The structure in question, called "cooling radiative surface" (SRR) and placed on a roof, reflects the visible rays of the sun so as not to heat the construction and evacuates the internal heat by infrared radiation towards space without heating the atmosphere.
For better efficiency, the device can be connected to a heat exchanger supplied with coolant fluid, water for example, by a pump, which consumes much less energy than current systems.
"Very good ideas", greets Céline Laruelle, engineer in the building department of Ademe joined by AFP.
For the time being, "air conditioning still has a fairly limited impact" on climate change, according to her. "France still has a reasonable rate of equipment, but without changing behavior, without renovation of the building, it could become very impacting by 2050".
According to the report "Comfort air conditioning in residential and tertiary buildings in 2020" supervised by Ademe, air conditioners consumed 15,5 TWh (3% of production) and emitted 4,6 million tonnes of CO2 equivalent. that year in France, mainly due to refrigerant gases.
The SRR is made up of discs of a few centimeters of silica and oxide of a metal called niobium, manufactured by a machine from the Turin firm (Italy) Elettrorava.
Up to "30 degrees" less
This is one of the strengths of the project: "Stanford University in the United States is developing the same project (called "Skycool", editor's note) but with critical or unsustainable materials, we made the opposite choice, sustainability and non-environmentally and human rights-friendly sourcing,” says Cardin.
"We were aiming for 10 degrees, but the theoretical performance of reducing the temperature inside a building is 30 degrees, or 110 watts per m2" exults the engineer, "for 33m2 of SRR on a roof, we equal with 100 watts the performance of a heat pump that consumes 1.500".

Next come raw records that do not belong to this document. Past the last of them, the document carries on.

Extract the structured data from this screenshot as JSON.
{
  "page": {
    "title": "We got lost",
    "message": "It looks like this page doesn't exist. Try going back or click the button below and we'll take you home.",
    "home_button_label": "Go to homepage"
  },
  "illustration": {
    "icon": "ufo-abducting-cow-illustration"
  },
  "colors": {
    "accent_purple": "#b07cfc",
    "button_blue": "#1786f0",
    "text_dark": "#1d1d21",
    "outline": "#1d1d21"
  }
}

Artificial intelligence has given it a serious helping hand.
"I wrote evolutionary algorithms to model our experiments" with spectacular success: "in three hours the algorithm found a design that worked when we had tried for two years without success", explains the researcher.
Effective today in the prototype state, the project is of interest to industrialists, with a winter version in the boxes: "we know how to be cold when it's hot, we just have to keep warm when it's cold", says the teacher.
To finance the research of this winter version, it will take money: supported by the CNRS via its Peps energy program, by the Norman laboratory of excellence LabEx EMC 3 financed by the State as well as by the Normandy region, Mr. Cardin is in negotiations to finance this thesis, and even other applications.
"This technology can be used for thermal camouflage, to make solar panels durable, off-grid refrigerators, temperature-regulating clothing..." advances the scientist.